I have a model that is not vectorized, that is I loop over data points in the model
block, compute some datapoint-specific values and parameter combinations, and lastly add the datapoint’s contribution to the likelihood. This works fine for the moment, but it won’t when I increase the size of the data 10- or 100-fold, which is my endgame.
I am able to “weakly” vectorize this model in the sense that I can still do the relevant pre-computation of datapoint-specific quantities in a loop in the model
block, but then bring my target +=
statement outside of the loop, so that it is only executed once per block execution. The question is: is this worth it? Such a rewrite carries its own costs.

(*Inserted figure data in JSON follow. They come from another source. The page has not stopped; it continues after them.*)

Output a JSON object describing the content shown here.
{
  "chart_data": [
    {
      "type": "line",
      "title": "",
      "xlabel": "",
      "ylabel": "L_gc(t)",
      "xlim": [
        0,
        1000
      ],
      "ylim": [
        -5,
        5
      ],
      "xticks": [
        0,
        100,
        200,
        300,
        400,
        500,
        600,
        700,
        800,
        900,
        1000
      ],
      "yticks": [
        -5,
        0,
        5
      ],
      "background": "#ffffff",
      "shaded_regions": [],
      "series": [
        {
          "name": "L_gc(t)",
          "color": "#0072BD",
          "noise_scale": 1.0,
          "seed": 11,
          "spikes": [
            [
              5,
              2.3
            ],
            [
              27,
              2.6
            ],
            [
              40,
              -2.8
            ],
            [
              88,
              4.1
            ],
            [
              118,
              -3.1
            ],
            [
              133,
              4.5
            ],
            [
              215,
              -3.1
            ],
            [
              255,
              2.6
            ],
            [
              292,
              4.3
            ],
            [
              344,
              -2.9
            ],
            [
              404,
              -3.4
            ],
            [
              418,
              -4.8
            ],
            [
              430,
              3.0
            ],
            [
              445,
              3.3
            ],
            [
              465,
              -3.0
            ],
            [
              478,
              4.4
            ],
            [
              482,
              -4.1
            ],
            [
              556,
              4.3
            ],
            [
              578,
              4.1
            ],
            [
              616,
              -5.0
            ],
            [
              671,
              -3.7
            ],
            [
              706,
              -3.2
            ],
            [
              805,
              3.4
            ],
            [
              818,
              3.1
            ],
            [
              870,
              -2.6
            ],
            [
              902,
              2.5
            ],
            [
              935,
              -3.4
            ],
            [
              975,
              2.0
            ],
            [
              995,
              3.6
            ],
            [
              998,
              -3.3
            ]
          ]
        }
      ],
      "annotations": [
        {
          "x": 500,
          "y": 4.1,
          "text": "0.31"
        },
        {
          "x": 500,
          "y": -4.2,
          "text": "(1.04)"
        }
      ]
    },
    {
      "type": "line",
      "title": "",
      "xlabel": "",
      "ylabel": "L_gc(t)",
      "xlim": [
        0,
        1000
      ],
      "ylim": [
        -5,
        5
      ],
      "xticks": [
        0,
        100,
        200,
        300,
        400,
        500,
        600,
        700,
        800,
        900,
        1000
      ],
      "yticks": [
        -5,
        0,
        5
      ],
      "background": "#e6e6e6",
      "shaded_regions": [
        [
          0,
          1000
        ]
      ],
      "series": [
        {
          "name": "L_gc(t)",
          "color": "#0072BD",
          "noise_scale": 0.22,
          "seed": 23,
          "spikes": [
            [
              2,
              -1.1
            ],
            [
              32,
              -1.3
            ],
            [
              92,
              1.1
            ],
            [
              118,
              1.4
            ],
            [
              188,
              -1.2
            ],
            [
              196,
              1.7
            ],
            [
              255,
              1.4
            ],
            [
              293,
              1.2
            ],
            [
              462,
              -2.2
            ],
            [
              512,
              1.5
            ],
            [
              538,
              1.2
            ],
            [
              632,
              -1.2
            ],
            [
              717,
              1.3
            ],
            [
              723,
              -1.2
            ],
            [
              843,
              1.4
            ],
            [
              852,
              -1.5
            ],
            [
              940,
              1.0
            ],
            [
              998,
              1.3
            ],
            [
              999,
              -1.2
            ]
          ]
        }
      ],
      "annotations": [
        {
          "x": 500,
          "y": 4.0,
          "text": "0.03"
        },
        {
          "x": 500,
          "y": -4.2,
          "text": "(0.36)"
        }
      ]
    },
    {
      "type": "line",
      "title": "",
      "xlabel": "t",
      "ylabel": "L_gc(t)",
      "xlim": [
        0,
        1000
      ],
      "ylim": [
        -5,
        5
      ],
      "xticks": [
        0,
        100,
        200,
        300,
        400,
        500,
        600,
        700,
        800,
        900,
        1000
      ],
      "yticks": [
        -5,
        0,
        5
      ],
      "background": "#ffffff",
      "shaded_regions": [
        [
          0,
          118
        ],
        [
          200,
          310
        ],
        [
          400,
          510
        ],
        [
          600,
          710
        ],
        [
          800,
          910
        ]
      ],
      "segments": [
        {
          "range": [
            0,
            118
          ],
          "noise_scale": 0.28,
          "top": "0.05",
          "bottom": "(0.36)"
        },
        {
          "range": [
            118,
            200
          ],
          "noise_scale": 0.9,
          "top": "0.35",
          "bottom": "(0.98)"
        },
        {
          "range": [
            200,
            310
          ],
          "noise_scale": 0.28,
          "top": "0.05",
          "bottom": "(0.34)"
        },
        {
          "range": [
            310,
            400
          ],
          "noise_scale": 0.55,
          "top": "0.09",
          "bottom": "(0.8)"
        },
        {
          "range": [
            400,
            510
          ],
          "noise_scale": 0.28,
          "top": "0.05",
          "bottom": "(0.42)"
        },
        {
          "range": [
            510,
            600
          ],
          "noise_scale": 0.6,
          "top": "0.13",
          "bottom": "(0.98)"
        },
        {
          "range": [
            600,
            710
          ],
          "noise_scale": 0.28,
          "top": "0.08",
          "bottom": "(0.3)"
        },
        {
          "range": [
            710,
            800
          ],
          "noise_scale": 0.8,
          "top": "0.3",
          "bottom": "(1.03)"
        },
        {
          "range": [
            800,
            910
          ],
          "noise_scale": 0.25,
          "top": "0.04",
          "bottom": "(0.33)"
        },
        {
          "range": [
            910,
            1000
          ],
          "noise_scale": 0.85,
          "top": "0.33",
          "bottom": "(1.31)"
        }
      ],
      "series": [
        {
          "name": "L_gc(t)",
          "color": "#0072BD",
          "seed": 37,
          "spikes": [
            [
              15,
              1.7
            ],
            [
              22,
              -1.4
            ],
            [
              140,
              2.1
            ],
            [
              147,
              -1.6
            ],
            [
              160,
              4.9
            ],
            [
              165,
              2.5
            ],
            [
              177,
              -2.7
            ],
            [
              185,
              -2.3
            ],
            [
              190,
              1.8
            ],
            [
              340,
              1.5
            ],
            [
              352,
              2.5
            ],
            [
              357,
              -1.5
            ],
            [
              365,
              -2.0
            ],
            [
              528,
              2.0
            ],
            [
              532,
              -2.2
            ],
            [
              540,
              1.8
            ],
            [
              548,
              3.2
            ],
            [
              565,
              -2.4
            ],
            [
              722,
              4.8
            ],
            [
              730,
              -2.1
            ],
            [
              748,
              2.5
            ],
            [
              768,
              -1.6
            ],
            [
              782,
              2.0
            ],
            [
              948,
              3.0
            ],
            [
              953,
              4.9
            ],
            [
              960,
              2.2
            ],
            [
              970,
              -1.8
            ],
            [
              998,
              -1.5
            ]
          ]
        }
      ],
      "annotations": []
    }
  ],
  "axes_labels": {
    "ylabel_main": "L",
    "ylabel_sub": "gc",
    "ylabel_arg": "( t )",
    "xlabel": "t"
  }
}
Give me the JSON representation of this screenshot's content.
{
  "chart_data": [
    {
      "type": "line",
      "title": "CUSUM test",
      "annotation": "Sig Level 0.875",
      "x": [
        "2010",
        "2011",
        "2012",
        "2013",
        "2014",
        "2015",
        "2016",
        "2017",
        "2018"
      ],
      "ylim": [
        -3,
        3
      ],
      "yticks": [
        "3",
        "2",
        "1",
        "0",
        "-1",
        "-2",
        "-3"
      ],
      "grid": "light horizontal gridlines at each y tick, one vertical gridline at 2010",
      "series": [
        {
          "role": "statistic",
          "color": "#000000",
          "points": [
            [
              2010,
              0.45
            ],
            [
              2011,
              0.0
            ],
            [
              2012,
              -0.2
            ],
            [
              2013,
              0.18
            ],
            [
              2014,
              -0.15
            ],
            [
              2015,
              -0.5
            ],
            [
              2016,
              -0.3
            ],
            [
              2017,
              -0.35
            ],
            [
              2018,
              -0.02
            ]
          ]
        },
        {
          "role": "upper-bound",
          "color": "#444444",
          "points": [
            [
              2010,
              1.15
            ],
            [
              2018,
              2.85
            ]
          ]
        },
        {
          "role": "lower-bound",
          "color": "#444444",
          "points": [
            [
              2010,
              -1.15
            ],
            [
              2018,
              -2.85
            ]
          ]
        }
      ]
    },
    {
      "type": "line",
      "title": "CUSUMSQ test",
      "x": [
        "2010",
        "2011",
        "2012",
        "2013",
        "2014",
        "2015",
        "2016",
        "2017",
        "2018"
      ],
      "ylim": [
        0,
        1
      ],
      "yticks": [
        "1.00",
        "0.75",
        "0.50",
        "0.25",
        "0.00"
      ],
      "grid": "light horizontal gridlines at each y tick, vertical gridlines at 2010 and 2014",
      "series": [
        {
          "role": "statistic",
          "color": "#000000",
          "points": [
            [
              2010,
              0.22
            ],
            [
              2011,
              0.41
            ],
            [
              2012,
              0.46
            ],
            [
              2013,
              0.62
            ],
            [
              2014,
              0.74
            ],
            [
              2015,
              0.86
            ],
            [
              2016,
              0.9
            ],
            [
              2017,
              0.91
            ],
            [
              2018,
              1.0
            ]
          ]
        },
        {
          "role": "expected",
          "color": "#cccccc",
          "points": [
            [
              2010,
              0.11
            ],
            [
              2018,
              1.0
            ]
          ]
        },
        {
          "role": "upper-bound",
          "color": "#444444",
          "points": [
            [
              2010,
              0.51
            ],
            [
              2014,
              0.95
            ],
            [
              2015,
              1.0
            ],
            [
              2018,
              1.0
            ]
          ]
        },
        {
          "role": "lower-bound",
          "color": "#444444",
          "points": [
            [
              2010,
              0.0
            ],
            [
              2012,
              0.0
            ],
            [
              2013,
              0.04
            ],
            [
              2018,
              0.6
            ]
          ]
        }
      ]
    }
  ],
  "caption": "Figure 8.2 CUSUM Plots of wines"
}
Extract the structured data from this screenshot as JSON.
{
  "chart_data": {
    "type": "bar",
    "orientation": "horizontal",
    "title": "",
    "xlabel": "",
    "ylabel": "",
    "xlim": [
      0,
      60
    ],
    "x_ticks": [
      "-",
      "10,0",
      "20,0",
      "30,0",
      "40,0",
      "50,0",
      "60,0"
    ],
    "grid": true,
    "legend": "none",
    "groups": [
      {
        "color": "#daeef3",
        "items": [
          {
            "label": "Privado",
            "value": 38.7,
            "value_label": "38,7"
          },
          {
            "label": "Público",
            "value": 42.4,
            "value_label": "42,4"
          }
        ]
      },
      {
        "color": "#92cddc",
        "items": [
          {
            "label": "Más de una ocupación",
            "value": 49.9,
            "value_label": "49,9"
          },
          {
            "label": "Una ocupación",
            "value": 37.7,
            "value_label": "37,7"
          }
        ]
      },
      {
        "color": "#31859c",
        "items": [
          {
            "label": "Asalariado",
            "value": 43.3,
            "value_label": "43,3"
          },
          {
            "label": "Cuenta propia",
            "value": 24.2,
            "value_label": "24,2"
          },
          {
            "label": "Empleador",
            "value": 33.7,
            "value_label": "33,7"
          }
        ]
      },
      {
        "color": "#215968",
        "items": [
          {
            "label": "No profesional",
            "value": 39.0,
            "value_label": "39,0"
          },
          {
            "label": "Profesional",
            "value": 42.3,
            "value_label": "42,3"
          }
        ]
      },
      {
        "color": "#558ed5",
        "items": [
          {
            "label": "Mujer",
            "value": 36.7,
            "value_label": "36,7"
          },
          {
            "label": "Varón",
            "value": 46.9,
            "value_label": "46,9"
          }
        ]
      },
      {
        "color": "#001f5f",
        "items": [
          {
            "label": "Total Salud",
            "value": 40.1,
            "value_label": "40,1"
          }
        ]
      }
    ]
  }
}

A toy version of what I’m doing looks like this:
data {
n_points<lower=1> int;
n_entities<lower=1> int;
outcome int[n_points];
entity<lower=1, upper=n_entity> int[n_points];
}
parameters{
ent real[n_entities];
}
model {
...some priors...
for i in (1:n_points)
target += some_scalar_lpdf(outcome[i] | ent[entity[i]]);
}
and the rewritten model block would then be
model {
relevant_ents real[n_points];
...some priors...
for i in (1:n_points){
relevant_ents[i] = ent[entity[i]];
}
target += vectorized_lpdf(outcome | relevant_ents);
}
The question is again, would we expect the refactored code to be significantly faster.